É como esse camaleão insondável que abraçará não apenas o ministério de Economia, mas também o de Agricultura e Desenvolvimento Produtivo. Na prática, será um primeiro-ministro, esvaziando ainda mais a credibilidade e a capacidade de ação de Alberto Fernández, a aposta anterior de Cristina, que fracassou.

Massa abriu espaço entre os dois com muito lobby e muita pressão. Chegou à cúpula causando a saída de outros pesos pesados do peronismo que não aguentaram estar num governo junto a ele, caso de Gustavo Béliz e Daniel Scioli.

O superministro argentino, Sergio Massa, que surge como opção do peronismo
O superministro argentino, Sergio Massa, que surge como opção do peronismo - Agustin Marcarian/Reuters

Massa nasceu numa família de classe média, filho de pai peronista e mãe anti-peronista, daí talvez a habilidade de saltar de um lado a outro no que diz respeito a ideologias.

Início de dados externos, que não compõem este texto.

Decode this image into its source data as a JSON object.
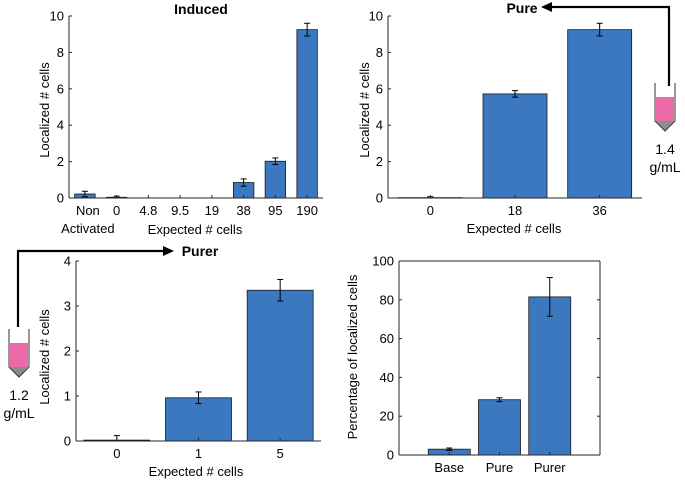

Estudou num colégio católico e estudou direito. Não se formou até 2013, quando foi aprovado na última matéria que faltava. Tampouco atuou na área, uma vez que aos 18 já estava militando na UCD (União do Centro Democrático), um partido de direita liberal.

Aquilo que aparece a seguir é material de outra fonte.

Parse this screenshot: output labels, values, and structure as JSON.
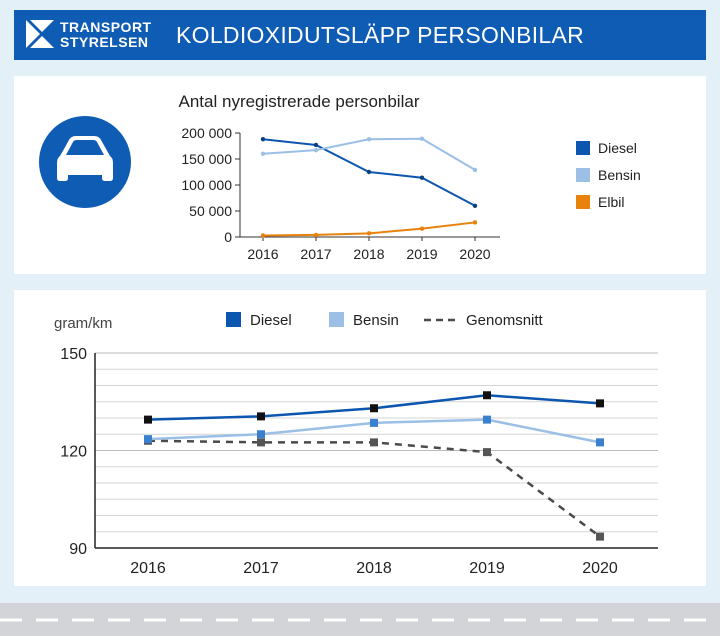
{
  "header": {
    "logo_line1": "TRANSPORT",
    "logo_line2": "STYRELSEN",
    "title": "KOLDIOXIDUTSLÄPP PERSONBILAR"
  },
  "colors": {
    "header_bg": "#0f5cb5",
    "diesel": "#0d56b0",
    "bensin": "#9cbfe6",
    "elbil": "#e8820c",
    "average": "#4a4a4a",
    "background": "#e3f0f8"
  },
  "icon": "car-icon",
  "chart_data": [
    {
      "type": "line",
      "title": "Antal nyregistrerade personbilar",
      "x": [
        "2016",
        "2017",
        "2018",
        "2019",
        "2020"
      ],
      "ylim": [
        0,
        200000
      ],
      "yticks": [
        "0",
        "50 000",
        "100 000",
        "150 000",
        "200 000"
      ],
      "legend_position": "right",
      "series": [
        {
          "name": "Diesel",
          "values": [
            188000,
            177000,
            125000,
            114000,
            60000
          ]
        },
        {
          "name": "Bensin",
          "values": [
            160000,
            167000,
            188000,
            189000,
            129000
          ]
        },
        {
          "name": "Elbil",
          "values": [
            3000,
            4000,
            7000,
            16000,
            28000
          ]
        }
      ]
    },
    {
      "type": "line",
      "ylabel": "gram/km",
      "x": [
        "2016",
        "2017",
        "2018",
        "2019",
        "2020"
      ],
      "ylim": [
        90,
        150
      ],
      "yticks": [
        "90",
        "120",
        "150"
      ],
      "grid": true,
      "legend_position": "top",
      "series": [
        {
          "name": "Diesel",
          "values": [
            129.5,
            130.5,
            133,
            137,
            134.5
          ]
        },
        {
          "name": "Bensin",
          "values": [
            123.5,
            125,
            128.5,
            129.5,
            122.5
          ]
        },
        {
          "name": "Genomsnitt",
          "values": [
            123,
            122.5,
            122.5,
            119.5,
            93.5
          ]
        }
      ]
    }
  ]
}
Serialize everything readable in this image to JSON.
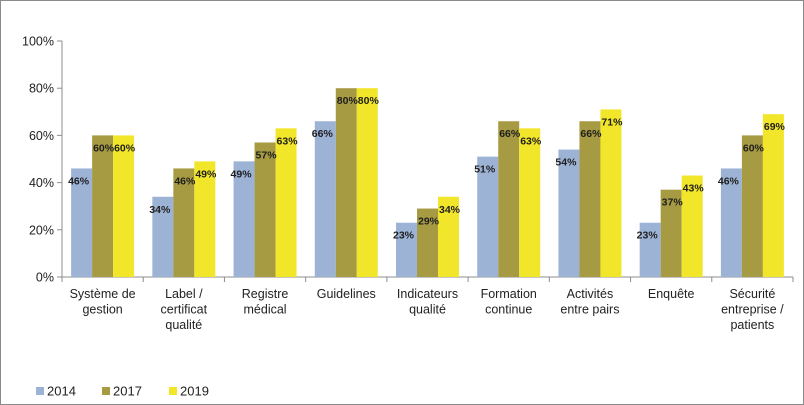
{
  "chart_data": {
    "type": "bar",
    "categories": [
      [
        "Système de",
        "gestion"
      ],
      [
        "Label /",
        "certificat",
        "qualité"
      ],
      [
        "Registre",
        "médical"
      ],
      [
        "Guidelines"
      ],
      [
        "Indicateurs",
        "qualité"
      ],
      [
        "Formation",
        "continue"
      ],
      [
        "Activités",
        "entre pairs"
      ],
      [
        "Enquête"
      ],
      [
        "Sécurité",
        "entreprise /",
        "patients"
      ]
    ],
    "series": [
      {
        "name": "2014",
        "color": "#9db3d6",
        "values": [
          46,
          34,
          49,
          66,
          23,
          51,
          54,
          23,
          46
        ]
      },
      {
        "name": "2017",
        "color": "#a69a42",
        "values": [
          60,
          46,
          57,
          80,
          29,
          66,
          66,
          37,
          60
        ]
      },
      {
        "name": "2019",
        "color": "#f2e62a",
        "values": [
          60,
          49,
          63,
          80,
          34,
          63,
          71,
          43,
          69
        ]
      }
    ],
    "y_ticks": [
      "0%",
      "20%",
      "40%",
      "60%",
      "80%",
      "100%"
    ],
    "ylim": [
      0,
      100
    ],
    "value_suffix": "%",
    "grid": false,
    "legend_position": "bottom-left"
  }
}
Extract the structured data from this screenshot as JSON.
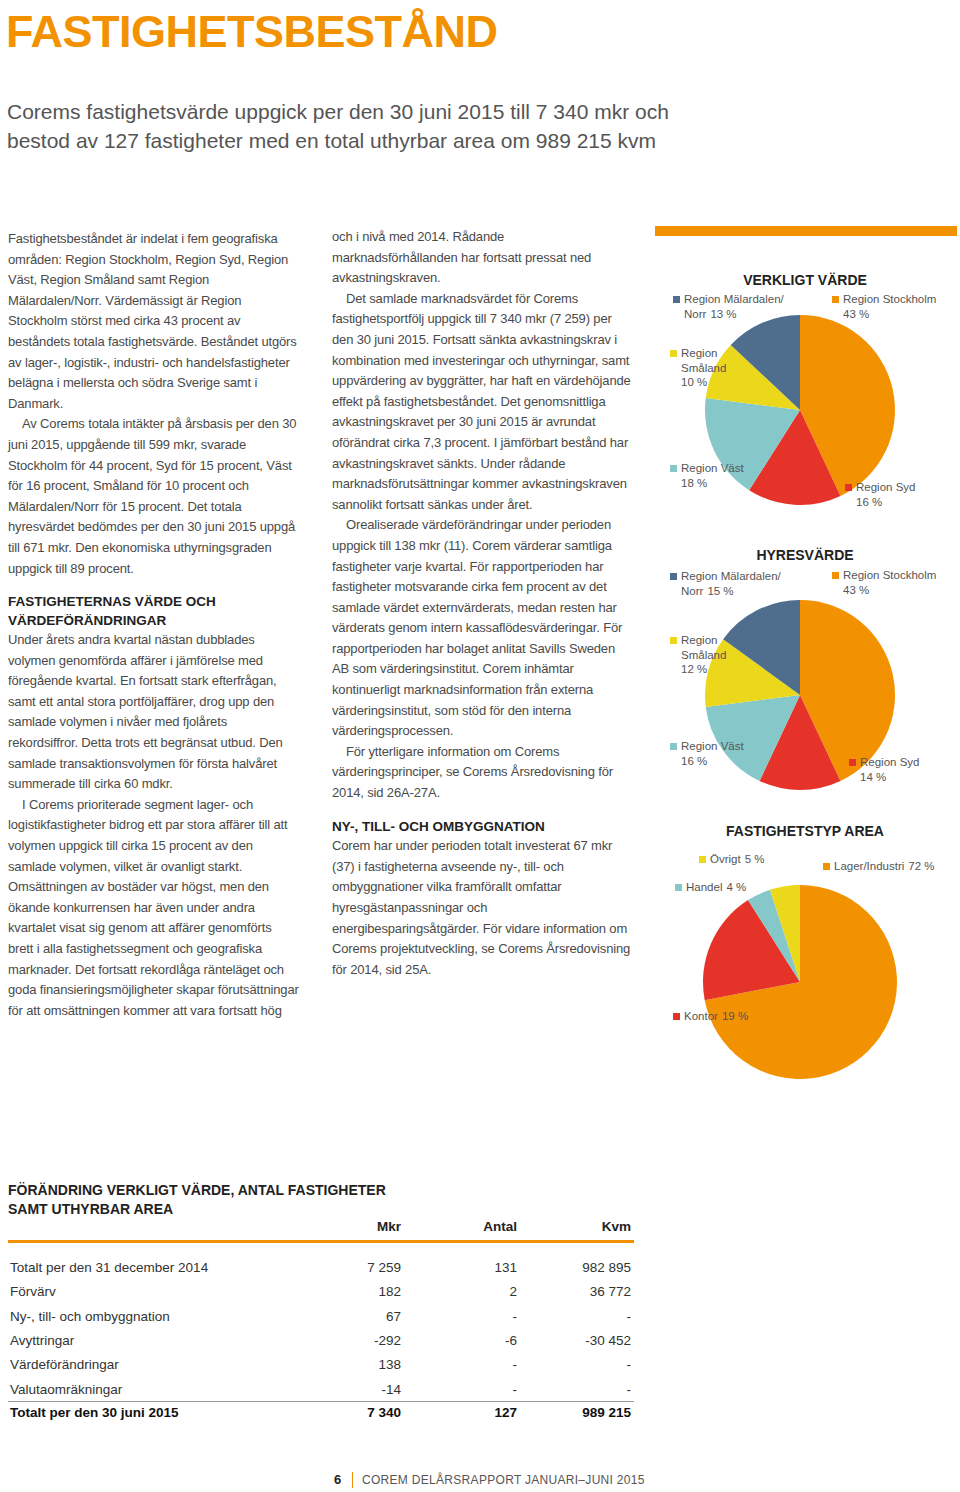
{
  "title": "FASTIGHETSBESTÅND",
  "subtitle": [
    "Corems fastighetsvärde uppgick per den 30 juni 2015 till 7 340 mkr och",
    "bestod av 127 fastigheter med en total uthyrbar area om 989 215 kvm"
  ],
  "columns": [
    [
      {
        "text": "Fastighetsbeståndet är indelat i fem geografiska områden: Region Stockholm, Region Syd, Region Väst, Region Småland samt Region Mälardalen/Norr. Värdemässigt är Region Stockholm störst med cirka 43 procent av beståndets totala fastighetsvärde. Beståndet utgörs av lager-, logistik-, industri- och handelsfastigheter belägna i mellersta och södra Sverige samt i Danmark."
      },
      {
        "text": "Av Corems totala intäkter på årsbasis per den 30 juni 2015, uppgående till 599 mkr, svarade Stockholm för 44 procent, Syd för 15 procent, Väst för 16 procent, Småland för 10 procent och Mälardalen/Norr för 15 procent. Det totala hyresvärdet bedömdes per den 30 juni 2015 uppgå till 671 mkr. Den ekonomiska uthyrningsgraden uppgick till 89 procent."
      },
      {
        "heading": "FASTIGHETERNAS VÄRDE OCH VÄRDEFÖRÄNDRINGAR"
      },
      {
        "text": "Under årets andra kvartal nästan dubblades volymen genomförda affärer i jämförelse med föregående kvartal. En fortsatt stark efterfrågan, samt ett antal stora portföljaffärer, drog upp den samlade volymen i nivåer med fjolårets rekordsiffror. Detta trots ett begränsat utbud. Den samlade transaktionsvolymen för första halvåret summerade till cirka 60 mdkr."
      },
      {
        "text": "I Corems prioriterade segment lager- och logistikfastigheter bidrog ett par stora affärer till att volymen uppgick till cirka 15 procent av den samlade volymen, vilket är ovanligt starkt. Omsättningen av bostäder var högst, men den ökande konkurrensen har även under andra kvartalet visat sig genom att affärer genomförts brett i alla fastighetssegment och geografiska marknader. Det fortsatt rekordlåga ränteläget och goda finansieringsmöjligheter skapar förutsättningar för att omsättningen kommer att vara fortsatt hög"
      }
    ],
    [
      {
        "text": "och i nivå med 2014. Rådande marknadsförhållanden har fortsatt pressat ned avkastningskraven."
      },
      {
        "text": "Det samlade marknadsvärdet för Corems fastighetsportfölj uppgick till 7 340 mkr (7 259) per den 30 juni 2015. Fortsatt sänkta avkastningskrav i kombination med investeringar och uthyrningar, samt uppvärdering av byggrätter, har haft en värdehöjande effekt på fastighetsbeståndet. Det genomsnittliga avkastningskravet per 30 juni 2015 är avrundat oförändrat cirka 7,3 procent. I jämförbart bestånd har avkastningskravet sänkts. Under rådande marknadsförutsättningar kommer avkastningskraven sannolikt fortsatt sänkas under året."
      },
      {
        "text": "Orealiserade värdeförändringar under perioden uppgick till 138 mkr (11). Corem värderar samtliga fastigheter varje kvartal. För rapportperioden har fastigheter motsvarande cirka fem procent av det samlade värdet externvärderats, medan resten har värderats genom intern kassaflödesvärderingar. För rapportperioden har bolaget anlitat Savills Sweden AB som värderingsinstitut. Corem inhämtar kontinuerligt marknadsinformation från externa värderingsinstitut, som stöd för den interna värderingsprocessen."
      },
      {
        "text": "För ytterligare information om Corems värderingsprinciper, se Corems Årsredovisning för 2014, sid 26A-27A."
      },
      {
        "heading": "NY-, TILL- OCH OMBYGGNATION"
      },
      {
        "text": "Corem har under perioden totalt investerat 67 mkr (37) i fastigheterna avseende ny-, till- och ombyggnationer vilka framförallt omfattar hyresgästanpassningar och energibesparingsåtgärder. För vidare information om Corems projektutveckling, se Corems Årsredovisning för 2014, sid 25A."
      }
    ]
  ],
  "chart_data": [
    {
      "type": "pie",
      "title": "VERKLIGT VÄRDE",
      "categories": [
        "Region Stockholm",
        "Region Syd",
        "Region Väst",
        "Region\nSmåland",
        "Region Mälardalen/\nNorr"
      ],
      "values": [
        43,
        16,
        18,
        10,
        13
      ],
      "value_labels": [
        "43 %",
        "16 %",
        "18 %",
        "10 %",
        "13 %"
      ],
      "colors": [
        "#f39200",
        "#e6332a",
        "#86c7c9",
        "#ecd81a",
        "#4f6d8c"
      ],
      "data_labels": true
    },
    {
      "type": "pie",
      "title": "HYRESVÄRDE",
      "categories": [
        "Region Stockholm",
        "Region Syd",
        "Region Väst",
        "Region\nSmåland",
        "Region Mälardalen/\nNorr"
      ],
      "values": [
        43,
        14,
        16,
        12,
        15
      ],
      "value_labels": [
        "43 %",
        "14 %",
        "16 %",
        "12 %",
        "15 %"
      ],
      "colors": [
        "#f39200",
        "#e6332a",
        "#86c7c9",
        "#ecd81a",
        "#4f6d8c"
      ],
      "data_labels": true
    },
    {
      "type": "pie",
      "title": "FASTIGHETSTYP AREA",
      "categories": [
        "Lager/Industri",
        "Kontor",
        "Handel",
        "Övrigt"
      ],
      "values": [
        72,
        19,
        4,
        5
      ],
      "value_labels": [
        "72 %",
        "19 %",
        "4 %",
        "5 %"
      ],
      "colors": [
        "#f39200",
        "#e6332a",
        "#86c7c9",
        "#ecd81a"
      ],
      "data_labels": true
    }
  ],
  "table": {
    "title": [
      "FÖRÄNDRING VERKLIGT VÄRDE, ANTAL FASTIGHETER",
      "SAMT UTHYRBAR AREA"
    ],
    "headers": [
      "Mkr",
      "Antal",
      "Kvm"
    ],
    "rows": [
      [
        "Totalt per den 31 december 2014",
        "7 259",
        "131",
        "982 895"
      ],
      [
        "Förvärv",
        "182",
        "2",
        "36 772"
      ],
      [
        "Ny-, till- och ombyggnation",
        "67",
        "-",
        "-"
      ],
      [
        "Avyttringar",
        "-292",
        "-6",
        "-30 452"
      ],
      [
        "Värdeförändringar",
        "138",
        "-",
        "-"
      ],
      [
        "Valutaomräkningar",
        "-14",
        "-",
        "-"
      ]
    ],
    "total": [
      "Totalt per den 30 juni 2015",
      "7 340",
      "127",
      "989 215"
    ]
  },
  "footer": {
    "page": "6",
    "text": "COREM DELÅRSRAPPORT JANUARI–JUNI 2015"
  }
}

Não durou um ano na agrupação, quando se encantou com o peronismo, partido pelo qual ocupou seu primeiro cargo, elegendo-se deputado da província de Buenos Aires. Sua projeção nacional veio mesmo entre os anos de 2002 e 2007, quando esteve adiante da Anses, o órgão que administra a previdência no país. Numa Argentina castigada pela grave crise econômica de 2001, Massa promoveu políticas de ajudas a aposentados e lutou pela aposentadoria antecipada de mais de 70 mil trabalhadores desempregados que haviam aportado por 30 anos.

Foi fácil, a partir daí, vencer a eleição pela prefeitura do departamento de Tigre, na Grande Buenos Aires. A localidade, às margens do rio homônimo, vivia um "boom" imobiliário e Massa passou de ser o herói dos idosos a candidato dos empresários endinheirados que compraram, na época, terrenos pantanosos para transformar nos famosos "countries", ou condomínios fechados.

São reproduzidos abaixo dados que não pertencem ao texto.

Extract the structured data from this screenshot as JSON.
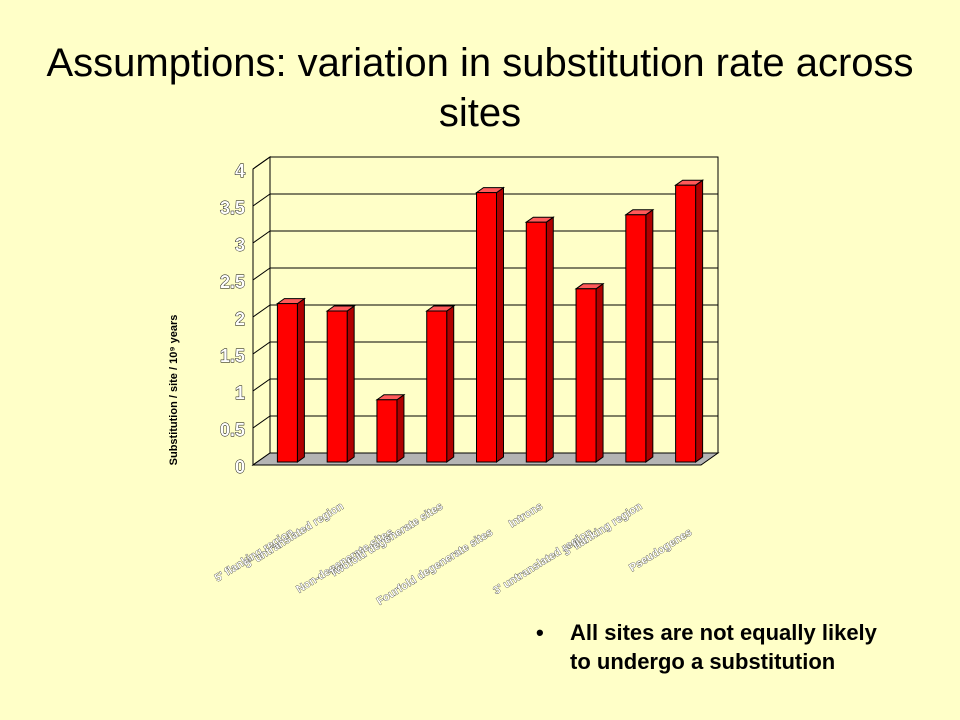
{
  "slide": {
    "title": "Assumptions: variation in substitution rate across sites",
    "bullet_symbol": "•",
    "bullet_text": "All sites are not equally likely to undergo a substitution"
  },
  "colors": {
    "background": "#FFFFC8",
    "bar_front": "#FF0000",
    "bar_side": "#B00000",
    "bar_top": "#FF5A5A",
    "floor": "#B4B4B4"
  },
  "chart_data": {
    "type": "bar",
    "ylabel": "Substitution  / site / 10⁹ years",
    "ylim": [
      0,
      4
    ],
    "yticks": [
      "0",
      "0.5",
      "1",
      "1.5",
      "2",
      "2.5",
      "3",
      "3.5",
      "4"
    ],
    "categories": [
      "5' flanking region",
      "5' untranslated region",
      "Non-degenerate sites",
      "Twofold degenerate sites",
      "Fourfold degenerate sites",
      "Introns",
      "3' untranslated region",
      "3' flanking region",
      "Pseudogenes"
    ],
    "values": [
      2.1,
      2.0,
      0.8,
      2.0,
      3.6,
      3.2,
      2.3,
      3.3,
      3.7
    ],
    "grid": true,
    "legend": "none"
  }
}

Em 2008, quando estourou o conflito da então presidente Cristina Kirchner com o campo, ela dispensou seu chefe de gabinete, que era, quem diria, Alberto Fernández, e chamou Massa para o posto. O desgaste foi rápido, em menos de um ano, ele já estava fora do governo e atacando publicamente a ex-chefe. Voltou a Tigre, armou seu próprio partido, o Frente Renovador, também peronista, e começou a articular seu caminho à Casa Rosada.

Na campanha presidencial de 2015, baseou sua estratégia em criticar Cristina, mas quem acabou ganhando mesmo foi Mauricio Macri, Massa chegou em terceiro. Na de 2019, foi a vez de fazer a campanha atacando a Macri, mas tampouco funcionou. Desanimado porque sua candidatura não descolava, desistiu. A opção foi se aproximar novamente do kirchnerismo, com o sinal verde de Cristina, que o vê como bom articulador político.

Entre suas qualidades estão ser muito ativo e incansável, ao contrário do que se mostrou o atual presidente. Nestes anos todos de vida pública, tem uma imensa agenda e se dá bem com empresários de distintos ramos, inclusive com os de meios de comunicação. É simpático, conciliador e tem muitos amigos em vários partidos.

Entre seus defeitos, a possibilidade de que mude de ideia a qualquer momento, e uma dificuldade de expressar claramente sua posição ideológica, se é que possui uma. Dizem dele que está à esquerda de Macri e à direita de Cristina, e que, como ministro, deve ser um ortodoxo liberal, embora isso dependa do que a chefe lhe peça. Também conta contra a quantidade de derrotas políticas que já acumulou e uma desaprovação de 70%, segundo a Poliarquía.

O que há de certo é que, a partir dessa quarta-feira (3), um novo governo começa na Argentina, com pouquíssimos recursos e muitas esperanças.